Когда Филипп возвращается к дому, створки чердачного окна сняты с петель, а проем забит картоном от коробки. Голуби снова и снова налетают на этот картон, снова и снова коготками вперед, пытаясь разорвать его, и все время жалобно пищат. Другие голуби скребутся по черепице конька, дождевого желоба — всюду, куда могут опуститься. Штайнвальд и Атаманов сидят на крыльце, на излюбленном месте Филиппа. Они без всякого удовольствия пьют пиво, которое они, как предполагает Филипп, взяли из холодильника. Вид у них угрюмый и несчастный или, во всяком случае, такой, будто у них не осталось сил еще и гордиться проделанной работой. Совершенно явно, им не до разговоров; они даже на приветствие Филиппа не отвечают. Респираторы и очки они сняли, на лицах остались от них только четкие контуры. Незащищенная кожа покрыта той же белой пылью, что и волосы, вставшие дыбом от пропитавшейся жиром пыли. Филипп же, хоть он и взмок от пота и очки его по краям запотели, стоит все еще в полной экипировке, как будто битва против власти тьмы еще не окончена и он готов сражаться с опущенным забралом. Через запотевший плексиглас он видит печальные взгляды, устремленные на его желтые резиновые сапоги. Подошвы сапог слегка испачканы землей, тогда как сапоги Штайнвальда и Атаманова заляпаны голубиным пометом и облеплены пухом.
— Ну вы молодцы, вот это я понимаю. Настоящие герои труда, — смущенно произносит Филипп.
Никаких комментариев. Но это им обоим не в упрек.
— Вы можете воспользоваться ванной на верхнем этаже. Там есть даже походная аптечка для оказания первой помощи, правда, я не знаю, что в ней.

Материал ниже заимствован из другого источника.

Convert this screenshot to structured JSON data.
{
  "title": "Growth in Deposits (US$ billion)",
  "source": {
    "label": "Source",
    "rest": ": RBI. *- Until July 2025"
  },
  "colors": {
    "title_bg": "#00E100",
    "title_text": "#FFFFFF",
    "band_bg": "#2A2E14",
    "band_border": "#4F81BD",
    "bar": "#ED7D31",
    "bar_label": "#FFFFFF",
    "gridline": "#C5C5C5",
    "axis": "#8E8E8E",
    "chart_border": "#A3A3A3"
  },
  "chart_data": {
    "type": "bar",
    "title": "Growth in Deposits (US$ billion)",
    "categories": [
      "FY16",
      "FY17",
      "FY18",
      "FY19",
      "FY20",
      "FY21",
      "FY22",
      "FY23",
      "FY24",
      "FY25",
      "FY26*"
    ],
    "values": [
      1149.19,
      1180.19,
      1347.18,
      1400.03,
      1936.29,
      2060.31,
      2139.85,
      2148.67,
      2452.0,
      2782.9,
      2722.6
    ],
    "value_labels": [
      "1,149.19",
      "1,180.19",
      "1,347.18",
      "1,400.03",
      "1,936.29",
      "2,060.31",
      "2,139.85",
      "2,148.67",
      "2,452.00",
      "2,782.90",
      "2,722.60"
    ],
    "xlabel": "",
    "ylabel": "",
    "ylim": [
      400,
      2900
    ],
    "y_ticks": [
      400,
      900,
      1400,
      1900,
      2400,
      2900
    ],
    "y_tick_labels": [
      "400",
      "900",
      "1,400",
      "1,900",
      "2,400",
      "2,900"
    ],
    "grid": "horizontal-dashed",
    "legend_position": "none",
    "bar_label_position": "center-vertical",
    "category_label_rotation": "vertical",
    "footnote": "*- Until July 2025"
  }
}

Из царапин на шее Атаманова сочится кровь. Штайнвальд кивает, ловко сплевывает отхарканную слизь в контейнер, но не делает попытки встать. При всей выдержке, с какой он учинил на чердаке эту зачистку, такой любезности новоиспеченному владельцу виллы он не окажет.

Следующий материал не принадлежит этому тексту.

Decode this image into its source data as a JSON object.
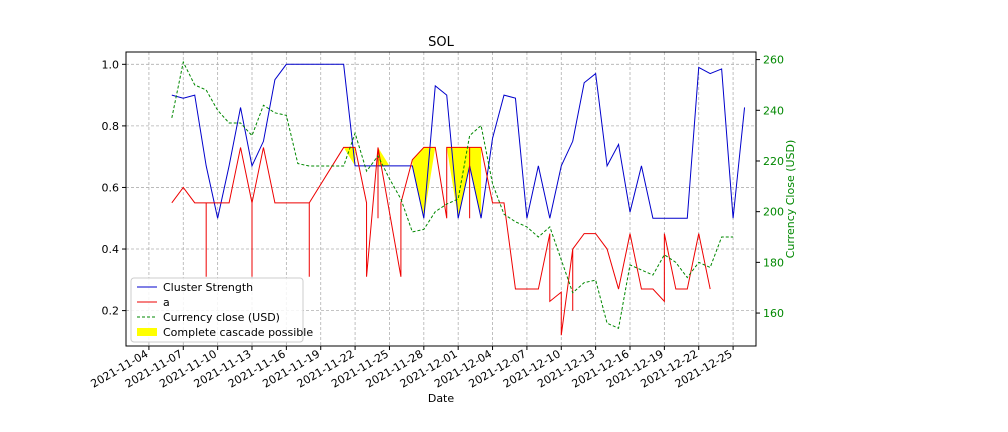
{
  "chart_data": {
    "type": "line",
    "title": "SOL",
    "xlabel": "Date",
    "ylabel": "",
    "y2label": "Currency Close (USD)",
    "xlim": [
      "2021-11-02",
      "2021-12-27"
    ],
    "ylim": [
      0.085,
      1.04
    ],
    "y2lim": [
      147,
      263
    ],
    "grid": true,
    "legend_position": "lower-left",
    "x_ticks": [
      "2021-11-04",
      "2021-11-07",
      "2021-11-10",
      "2021-11-13",
      "2021-11-16",
      "2021-11-19",
      "2021-11-22",
      "2021-11-25",
      "2021-11-28",
      "2021-12-01",
      "2021-12-04",
      "2021-12-07",
      "2021-12-10",
      "2021-12-13",
      "2021-12-16",
      "2021-12-19",
      "2021-12-22",
      "2021-12-25"
    ],
    "y_ticks": [
      "0.2",
      "0.4",
      "0.6",
      "0.8",
      "1.0"
    ],
    "y2_ticks": [
      "160",
      "180",
      "200",
      "220",
      "240",
      "260"
    ],
    "colors": {
      "cluster": "#0000cc",
      "a": "#ee0000",
      "currency": "#008800",
      "fill": "#ffff00",
      "grid": "#b0b0b0"
    },
    "series": [
      {
        "name": "Cluster Strength",
        "axis": "left",
        "points": [
          [
            "2021-11-06",
            0.9
          ],
          [
            "2021-11-07",
            0.89
          ],
          [
            "2021-11-08",
            0.9
          ],
          [
            "2021-11-09",
            0.67
          ],
          [
            "2021-11-10",
            0.5
          ],
          [
            "2021-11-11",
            0.67
          ],
          [
            "2021-11-12",
            0.86
          ],
          [
            "2021-11-13",
            0.67
          ],
          [
            "2021-11-14",
            0.75
          ],
          [
            "2021-11-15",
            0.95
          ],
          [
            "2021-11-16",
            1.0
          ],
          [
            "2021-11-17",
            1.0
          ],
          [
            "2021-11-18",
            1.0
          ],
          [
            "2021-11-19",
            1.0
          ],
          [
            "2021-11-20",
            1.0
          ],
          [
            "2021-11-21",
            1.0
          ],
          [
            "2021-11-22",
            0.67
          ],
          [
            "2021-11-23",
            0.67
          ],
          [
            "2021-11-24",
            0.67
          ],
          [
            "2021-11-25",
            0.67
          ],
          [
            "2021-11-26",
            0.67
          ],
          [
            "2021-11-27",
            0.67
          ],
          [
            "2021-11-28",
            0.5
          ],
          [
            "2021-11-29",
            0.93
          ],
          [
            "2021-11-30",
            0.9
          ],
          [
            "2021-12-01",
            0.5
          ],
          [
            "2021-12-02",
            0.67
          ],
          [
            "2021-12-03",
            0.5
          ],
          [
            "2021-12-04",
            0.76
          ],
          [
            "2021-12-05",
            0.9
          ],
          [
            "2021-12-06",
            0.89
          ],
          [
            "2021-12-07",
            0.5
          ],
          [
            "2021-12-08",
            0.67
          ],
          [
            "2021-12-09",
            0.5
          ],
          [
            "2021-12-10",
            0.67
          ],
          [
            "2021-12-11",
            0.75
          ],
          [
            "2021-12-12",
            0.94
          ],
          [
            "2021-12-13",
            0.97
          ],
          [
            "2021-12-14",
            0.67
          ],
          [
            "2021-12-15",
            0.74
          ],
          [
            "2021-12-16",
            0.52
          ],
          [
            "2021-12-17",
            0.67
          ],
          [
            "2021-12-18",
            0.5
          ],
          [
            "2021-12-19",
            0.5
          ],
          [
            "2021-12-20",
            0.5
          ],
          [
            "2021-12-21",
            0.5
          ],
          [
            "2021-12-22",
            0.99
          ],
          [
            "2021-12-23",
            0.97
          ],
          [
            "2021-12-24",
            0.985
          ],
          [
            "2021-12-25",
            0.5
          ],
          [
            "2021-12-26",
            0.86
          ]
        ]
      },
      {
        "name": "a",
        "axis": "left",
        "points": [
          [
            "2021-11-06",
            0.55
          ],
          [
            "2021-11-07",
            0.6
          ],
          [
            "2021-11-08",
            0.55
          ],
          [
            "2021-11-09",
            0.55
          ],
          [
            "2021-11-09",
            0.31
          ],
          [
            "2021-11-09",
            0.55
          ],
          [
            "2021-11-10",
            0.55
          ],
          [
            "2021-11-11",
            0.55
          ],
          [
            "2021-11-12",
            0.73
          ],
          [
            "2021-11-13",
            0.55
          ],
          [
            "2021-11-13",
            0.31
          ],
          [
            "2021-11-13",
            0.55
          ],
          [
            "2021-11-14",
            0.73
          ],
          [
            "2021-11-15",
            0.55
          ],
          [
            "2021-11-16",
            0.55
          ],
          [
            "2021-11-17",
            0.55
          ],
          [
            "2021-11-18",
            0.55
          ],
          [
            "2021-11-18",
            0.31
          ],
          [
            "2021-11-18",
            0.55
          ],
          [
            "2021-11-21",
            0.73
          ],
          [
            "2021-11-22",
            0.73
          ],
          [
            "2021-11-23",
            0.55
          ],
          [
            "2021-11-23",
            0.31
          ],
          [
            "2021-11-24",
            0.73
          ],
          [
            "2021-11-24",
            0.5
          ],
          [
            "2021-11-24",
            0.73
          ],
          [
            "2021-11-26",
            0.31
          ],
          [
            "2021-11-26",
            0.55
          ],
          [
            "2021-11-27",
            0.69
          ],
          [
            "2021-11-28",
            0.73
          ],
          [
            "2021-11-29",
            0.73
          ],
          [
            "2021-11-30",
            0.5
          ],
          [
            "2021-11-30",
            0.73
          ],
          [
            "2021-12-02",
            0.73
          ],
          [
            "2021-12-02",
            0.5
          ],
          [
            "2021-12-02",
            0.73
          ],
          [
            "2021-12-03",
            0.73
          ],
          [
            "2021-12-04",
            0.55
          ],
          [
            "2021-12-05",
            0.55
          ],
          [
            "2021-12-06",
            0.27
          ],
          [
            "2021-12-07",
            0.27
          ],
          [
            "2021-12-08",
            0.27
          ],
          [
            "2021-12-09",
            0.45
          ],
          [
            "2021-12-09",
            0.23
          ],
          [
            "2021-12-10",
            0.26
          ],
          [
            "2021-12-10",
            0.12
          ],
          [
            "2021-12-11",
            0.4
          ],
          [
            "2021-12-11",
            0.2
          ],
          [
            "2021-12-11",
            0.4
          ],
          [
            "2021-12-12",
            0.45
          ],
          [
            "2021-12-13",
            0.45
          ],
          [
            "2021-12-14",
            0.4
          ],
          [
            "2021-12-15",
            0.27
          ],
          [
            "2021-12-16",
            0.45
          ],
          [
            "2021-12-17",
            0.27
          ],
          [
            "2021-12-18",
            0.27
          ],
          [
            "2021-12-19",
            0.23
          ],
          [
            "2021-12-19",
            0.45
          ],
          [
            "2021-12-20",
            0.27
          ],
          [
            "2021-12-21",
            0.27
          ],
          [
            "2021-12-22",
            0.45
          ],
          [
            "2021-12-23",
            0.27
          ]
        ]
      },
      {
        "name": "Currency close (USD)",
        "axis": "right",
        "points": [
          [
            "2021-11-06",
            237
          ],
          [
            "2021-11-07",
            259
          ],
          [
            "2021-11-08",
            250
          ],
          [
            "2021-11-09",
            248
          ],
          [
            "2021-11-10",
            240
          ],
          [
            "2021-11-11",
            235
          ],
          [
            "2021-11-12",
            235
          ],
          [
            "2021-11-13",
            230
          ],
          [
            "2021-11-14",
            242
          ],
          [
            "2021-11-15",
            239
          ],
          [
            "2021-11-16",
            238
          ],
          [
            "2021-11-17",
            219
          ],
          [
            "2021-11-18",
            218
          ],
          [
            "2021-11-19",
            218
          ],
          [
            "2021-11-20",
            218
          ],
          [
            "2021-11-21",
            218
          ],
          [
            "2021-11-22",
            231
          ],
          [
            "2021-11-23",
            216
          ],
          [
            "2021-11-24",
            222
          ],
          [
            "2021-11-25",
            213
          ],
          [
            "2021-11-26",
            205
          ],
          [
            "2021-11-27",
            192
          ],
          [
            "2021-11-28",
            193
          ],
          [
            "2021-11-29",
            200
          ],
          [
            "2021-11-30",
            203
          ],
          [
            "2021-12-01",
            205
          ],
          [
            "2021-12-02",
            230
          ],
          [
            "2021-12-03",
            234
          ],
          [
            "2021-12-04",
            211
          ],
          [
            "2021-12-05",
            199
          ],
          [
            "2021-12-06",
            196
          ],
          [
            "2021-12-07",
            194
          ],
          [
            "2021-12-08",
            190
          ],
          [
            "2021-12-09",
            194
          ],
          [
            "2021-12-10",
            181
          ],
          [
            "2021-12-11",
            168
          ],
          [
            "2021-12-12",
            172
          ],
          [
            "2021-12-13",
            173
          ],
          [
            "2021-12-14",
            156
          ],
          [
            "2021-12-15",
            154
          ],
          [
            "2021-12-16",
            179
          ],
          [
            "2021-12-17",
            177
          ],
          [
            "2021-12-18",
            175
          ],
          [
            "2021-12-19",
            183
          ],
          [
            "2021-12-20",
            180
          ],
          [
            "2021-12-21",
            174
          ],
          [
            "2021-12-22",
            180
          ],
          [
            "2021-12-23",
            178
          ],
          [
            "2021-12-24",
            190
          ],
          [
            "2021-12-25",
            190
          ]
        ]
      }
    ],
    "fill_series": {
      "name": "Complete cascade possible",
      "regions": [
        {
          "x": [
            "2021-11-21",
            "2021-11-22"
          ],
          "upper": [
            0.73,
            0.73
          ],
          "lower": [
            0.73,
            0.67
          ]
        },
        {
          "x": [
            "2021-11-24",
            "2021-11-25"
          ],
          "upper": [
            0.73,
            0.67
          ],
          "lower": [
            0.67,
            0.67
          ]
        },
        {
          "x": [
            "2021-11-10",
            "2021-11-10"
          ],
          "upper": [
            0.55,
            0.55
          ],
          "lower": [
            0.52,
            0.5
          ]
        },
        {
          "x": [
            "2021-11-27",
            "2021-11-28",
            "2021-11-29"
          ],
          "upper": [
            0.69,
            0.73,
            0.73
          ],
          "lower": [
            0.67,
            0.5,
            0.73
          ]
        },
        {
          "x": [
            "2021-11-30",
            "2021-12-01",
            "2021-12-02",
            "2021-12-03"
          ],
          "upper": [
            0.73,
            0.73,
            0.73,
            0.73
          ],
          "lower": [
            0.73,
            0.5,
            0.67,
            0.5
          ]
        }
      ]
    },
    "legend": [
      "Cluster Strength",
      "a",
      "Currency close (USD)",
      "Complete cascade possible"
    ]
  }
}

— В любом случае спасибо, — говорит Филипп.
Ситуация мучительна для него. Он поджимает губы. С некоторым отчаянием он хватается за створки окон, прислоненные у двери. Осторожно удаляет острые остатки стекла и тащит рамы к своему велосипеду с намерением, как он оповещает рабочих, отвезти их к стекольщику.
По дороге туда он выдумывает себе следующие фотографии, все крупнозернистые, в слегка поблекших тонах. Он напоминает себе еще раз не забыть позвонить Йоханне насчет фотоаппарата, на этом, и только на этом, основании. Это он непременно должен отчетливо донести до нее, чтобы она не подумала, что он просто надоедает ей.
Вторник, 12 мая 1955 года
В коридоре слышны шаги. Она опускает ночную рубашку, подол которой держала в зубах, и отпирает дверь, чтобы отец не мог обвинить ее в том, что она в последнее время постоянно баррикадируется в ванной. Пусть не выдумывает. Едва задвижка отодвинута, как он входит, в шлафроке из красного бархата, с одутловатым лицом и набрякшими веками; поседевшие волосы топорщатся на той стороне, на которой он спал, это придает его виду что-то беспомощное и безобидное; но Ингрид этим не обманешь. Вежливо, как полагается примерной дочери, она желает ему доброго утра.